House Speaker Nancy Pelosi and Treasury Secretary Steven Mnuchin continued their talks on Thursday, but no breakthrough arrived before stock trading ended on Wall Street. Instead, there have been only hopes which were periodically raised and dashed as government officials took turns criticizing one another.

"Things remain fluid; most of us know what is at stake if this deal will not proceed through before markets sundown, it really is unlikely to be pretty ugly," Stephen Innes of Axi said in a commentary.

Beyond potential political developments, investors will be watching for job figures due out Friday. Data released Thursday painted a mixed picture for the economy, with one report showing the amount of personnel filing for unemployment benefits the other day fell to 837,000 from 873,000. That was significantly less than economists expected, but incredibly high weighed against before the pandemic.

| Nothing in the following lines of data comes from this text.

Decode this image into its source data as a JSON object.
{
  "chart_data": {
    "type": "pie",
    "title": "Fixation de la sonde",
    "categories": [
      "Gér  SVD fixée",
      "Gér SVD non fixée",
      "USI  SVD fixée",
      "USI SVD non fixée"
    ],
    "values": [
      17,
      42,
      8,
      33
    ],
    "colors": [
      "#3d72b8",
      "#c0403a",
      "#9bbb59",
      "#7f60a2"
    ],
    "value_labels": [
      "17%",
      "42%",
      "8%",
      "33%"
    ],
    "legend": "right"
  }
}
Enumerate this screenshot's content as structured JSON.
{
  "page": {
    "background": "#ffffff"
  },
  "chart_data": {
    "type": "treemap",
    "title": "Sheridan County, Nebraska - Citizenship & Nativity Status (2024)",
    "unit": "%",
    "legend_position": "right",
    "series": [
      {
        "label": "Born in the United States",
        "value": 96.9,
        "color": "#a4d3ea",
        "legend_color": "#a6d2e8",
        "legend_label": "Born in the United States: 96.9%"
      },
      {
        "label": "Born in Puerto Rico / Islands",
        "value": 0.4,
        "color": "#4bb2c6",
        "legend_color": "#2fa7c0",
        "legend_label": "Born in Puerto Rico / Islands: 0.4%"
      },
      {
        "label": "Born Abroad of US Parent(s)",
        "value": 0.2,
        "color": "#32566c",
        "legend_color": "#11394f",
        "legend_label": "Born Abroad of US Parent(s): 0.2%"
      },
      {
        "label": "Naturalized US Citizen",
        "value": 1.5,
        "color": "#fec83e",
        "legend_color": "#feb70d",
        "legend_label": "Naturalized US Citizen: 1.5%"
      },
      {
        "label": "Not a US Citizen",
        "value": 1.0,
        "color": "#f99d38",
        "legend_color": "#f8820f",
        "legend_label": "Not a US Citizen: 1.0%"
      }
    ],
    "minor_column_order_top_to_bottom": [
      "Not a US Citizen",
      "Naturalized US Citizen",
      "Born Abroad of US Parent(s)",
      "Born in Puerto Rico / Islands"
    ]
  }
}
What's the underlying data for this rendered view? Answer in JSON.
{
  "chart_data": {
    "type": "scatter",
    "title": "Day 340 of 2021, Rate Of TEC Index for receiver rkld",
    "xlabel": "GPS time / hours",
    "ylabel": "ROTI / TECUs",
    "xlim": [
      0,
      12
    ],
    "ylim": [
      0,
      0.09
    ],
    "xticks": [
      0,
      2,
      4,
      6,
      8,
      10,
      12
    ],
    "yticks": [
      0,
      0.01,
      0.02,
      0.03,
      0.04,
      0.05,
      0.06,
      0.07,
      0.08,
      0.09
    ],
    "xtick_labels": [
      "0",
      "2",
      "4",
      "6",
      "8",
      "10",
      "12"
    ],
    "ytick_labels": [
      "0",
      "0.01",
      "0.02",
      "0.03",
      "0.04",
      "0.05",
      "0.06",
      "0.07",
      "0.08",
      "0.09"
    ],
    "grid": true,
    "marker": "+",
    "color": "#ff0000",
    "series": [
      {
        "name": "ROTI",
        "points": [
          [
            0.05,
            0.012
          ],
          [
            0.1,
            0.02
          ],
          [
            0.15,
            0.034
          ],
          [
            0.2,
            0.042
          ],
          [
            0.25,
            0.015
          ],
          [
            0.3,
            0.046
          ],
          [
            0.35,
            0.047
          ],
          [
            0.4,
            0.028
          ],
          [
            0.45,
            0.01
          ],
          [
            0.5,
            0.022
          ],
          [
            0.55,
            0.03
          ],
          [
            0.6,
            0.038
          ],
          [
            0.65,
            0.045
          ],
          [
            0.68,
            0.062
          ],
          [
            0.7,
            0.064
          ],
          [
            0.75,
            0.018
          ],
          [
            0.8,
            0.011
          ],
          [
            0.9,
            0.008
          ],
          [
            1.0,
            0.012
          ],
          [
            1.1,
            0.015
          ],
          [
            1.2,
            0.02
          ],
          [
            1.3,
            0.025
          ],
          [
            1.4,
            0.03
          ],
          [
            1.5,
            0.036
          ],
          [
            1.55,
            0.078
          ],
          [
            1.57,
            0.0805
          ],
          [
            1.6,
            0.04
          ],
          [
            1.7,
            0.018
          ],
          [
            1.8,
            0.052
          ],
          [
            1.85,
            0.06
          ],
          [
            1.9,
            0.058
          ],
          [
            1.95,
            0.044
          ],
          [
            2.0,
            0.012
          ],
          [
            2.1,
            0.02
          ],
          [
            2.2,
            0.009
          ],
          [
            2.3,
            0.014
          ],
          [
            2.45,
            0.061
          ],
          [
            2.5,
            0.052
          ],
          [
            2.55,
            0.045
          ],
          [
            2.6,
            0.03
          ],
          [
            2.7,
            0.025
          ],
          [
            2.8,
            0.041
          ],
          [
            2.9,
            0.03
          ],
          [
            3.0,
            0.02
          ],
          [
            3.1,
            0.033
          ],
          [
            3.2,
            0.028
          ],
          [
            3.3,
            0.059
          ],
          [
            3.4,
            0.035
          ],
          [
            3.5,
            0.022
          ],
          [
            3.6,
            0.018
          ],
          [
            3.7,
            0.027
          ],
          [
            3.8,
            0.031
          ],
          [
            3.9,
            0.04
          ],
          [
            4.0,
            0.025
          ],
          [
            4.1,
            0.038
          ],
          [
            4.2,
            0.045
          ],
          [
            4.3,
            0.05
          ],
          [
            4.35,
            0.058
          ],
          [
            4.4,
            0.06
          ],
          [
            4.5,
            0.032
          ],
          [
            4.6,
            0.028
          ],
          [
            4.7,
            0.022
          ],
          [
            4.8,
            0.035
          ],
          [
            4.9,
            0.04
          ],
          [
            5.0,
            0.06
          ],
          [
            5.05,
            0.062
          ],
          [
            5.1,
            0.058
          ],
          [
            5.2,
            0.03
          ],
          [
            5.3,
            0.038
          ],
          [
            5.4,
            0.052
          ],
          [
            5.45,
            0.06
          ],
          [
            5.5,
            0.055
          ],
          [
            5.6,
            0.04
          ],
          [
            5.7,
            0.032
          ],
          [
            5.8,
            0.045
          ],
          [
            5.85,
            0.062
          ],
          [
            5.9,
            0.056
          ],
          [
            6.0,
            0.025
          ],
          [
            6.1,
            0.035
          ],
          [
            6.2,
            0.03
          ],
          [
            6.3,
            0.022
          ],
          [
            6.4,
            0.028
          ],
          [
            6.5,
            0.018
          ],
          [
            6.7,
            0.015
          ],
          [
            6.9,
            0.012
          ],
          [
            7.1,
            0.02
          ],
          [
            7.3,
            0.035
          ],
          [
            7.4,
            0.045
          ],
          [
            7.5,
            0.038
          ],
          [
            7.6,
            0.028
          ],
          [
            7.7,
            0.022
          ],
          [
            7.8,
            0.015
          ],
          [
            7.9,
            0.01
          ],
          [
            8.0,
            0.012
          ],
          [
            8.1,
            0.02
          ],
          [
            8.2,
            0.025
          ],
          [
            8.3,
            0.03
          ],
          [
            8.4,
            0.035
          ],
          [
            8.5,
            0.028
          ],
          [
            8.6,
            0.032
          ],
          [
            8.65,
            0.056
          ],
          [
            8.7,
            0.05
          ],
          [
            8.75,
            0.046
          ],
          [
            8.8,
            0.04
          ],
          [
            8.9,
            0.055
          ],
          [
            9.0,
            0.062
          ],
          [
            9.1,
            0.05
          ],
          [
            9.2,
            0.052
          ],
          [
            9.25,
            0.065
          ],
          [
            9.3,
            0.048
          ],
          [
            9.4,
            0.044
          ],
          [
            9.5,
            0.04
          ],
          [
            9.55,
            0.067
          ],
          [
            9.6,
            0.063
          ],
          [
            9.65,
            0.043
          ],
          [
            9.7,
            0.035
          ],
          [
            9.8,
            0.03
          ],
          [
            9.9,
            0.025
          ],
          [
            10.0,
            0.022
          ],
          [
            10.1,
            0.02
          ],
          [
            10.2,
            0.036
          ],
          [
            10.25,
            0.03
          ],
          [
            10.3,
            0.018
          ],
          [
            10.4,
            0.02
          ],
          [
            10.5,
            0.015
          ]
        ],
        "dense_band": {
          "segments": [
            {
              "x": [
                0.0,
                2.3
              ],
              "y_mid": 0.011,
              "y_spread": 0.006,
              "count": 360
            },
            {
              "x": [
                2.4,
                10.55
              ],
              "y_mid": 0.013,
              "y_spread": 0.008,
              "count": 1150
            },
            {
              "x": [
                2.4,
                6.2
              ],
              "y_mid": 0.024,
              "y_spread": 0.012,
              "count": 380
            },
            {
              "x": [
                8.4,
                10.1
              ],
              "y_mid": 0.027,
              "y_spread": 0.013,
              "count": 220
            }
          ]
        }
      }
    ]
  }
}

With airlines and other major companies announcing layoffs and furloughs, another round of monetary aid from Congress sometimes appears as crucial. Treasury Secretary Stephen Mnuchin and House Speaker Nancy Pelosi have worked effectively together in the past, assisting to drive through the prior monetary rescue approved by Congress in March. However the country's deepening partisan divide has stymied progress, with the presidential election only about a month away.

The yield on the 10-year Treasury was steady at 0.67%.

US benchmark crude lost $1.12 to $37.60 per barrel in electronic trading on the New York Mercantile Exchange. It quit $1.50 to $38.72 on Thursday. Brent crude, the international standard, lost $1.20 to $39.73 per barrel.

The dollar weakened to 105.21 Japanese yen from 105.54 yen. The euro weakened to $1.1724 from $1.1747.